Na sexta-feira, no Rio, o ministro tentou transmitir otimismo ao dizer que o Congresso terá de atacar de frente a reforma. “Estou muito sereno, acho que a tarefa é difícil pela frente, mas tenho certeza absoluta que todos vão fazer sua parte. Tenho certeza que o Congresso vai examinar o projeto da Previdência, sabe quão fundamental é isso, não é novidade.”
Ele apontou os presidentes da República, da Câmara, do Senado, Davi Alcolumbre (DEM-AP), e do Supremo Tribunal Federal (STF), Dias Toffoli, como os principais agentes da reforma. “Eles sabem da importância e quão crítica é essa reforma”, afirmou.
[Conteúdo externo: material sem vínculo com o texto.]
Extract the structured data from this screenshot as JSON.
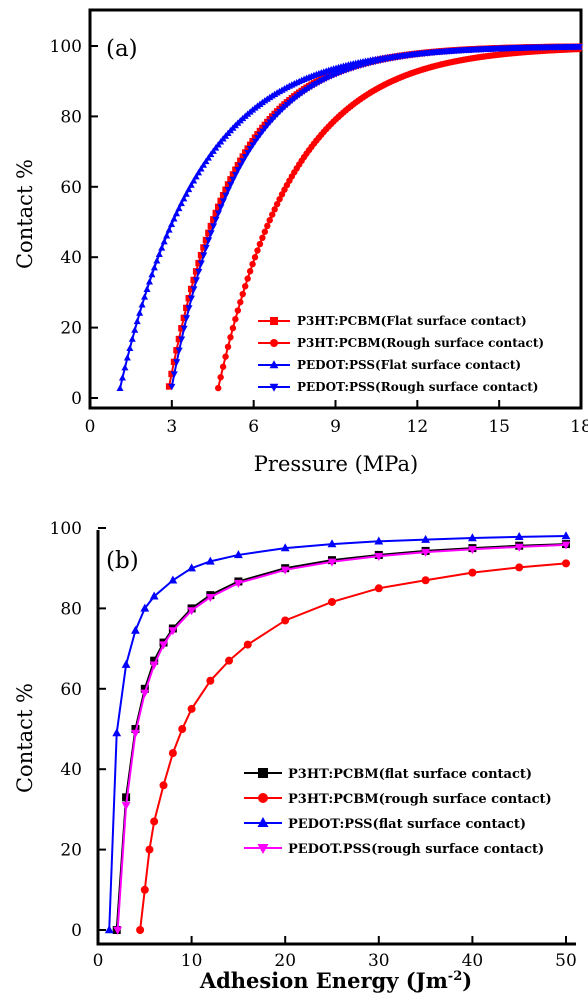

O mesmo otimismo, porém, não é demonstrado por ele em conversas com interlocutores mais próximos. O tom é de descontentamento com o rumo tomado pelas discussões e a falta de articulação do governo. Cenário agravado pelas declarações recentes de Rodrigo Maia, seu maior aliado, de que está se afastando do papel de articulador político da proposta. A responsabilidade de buscar votos a partir de agora, avisou ele, é do governo, que não conseguiu, passados mais de 80 dias desde seu início, sequer montar uma base parlamentar.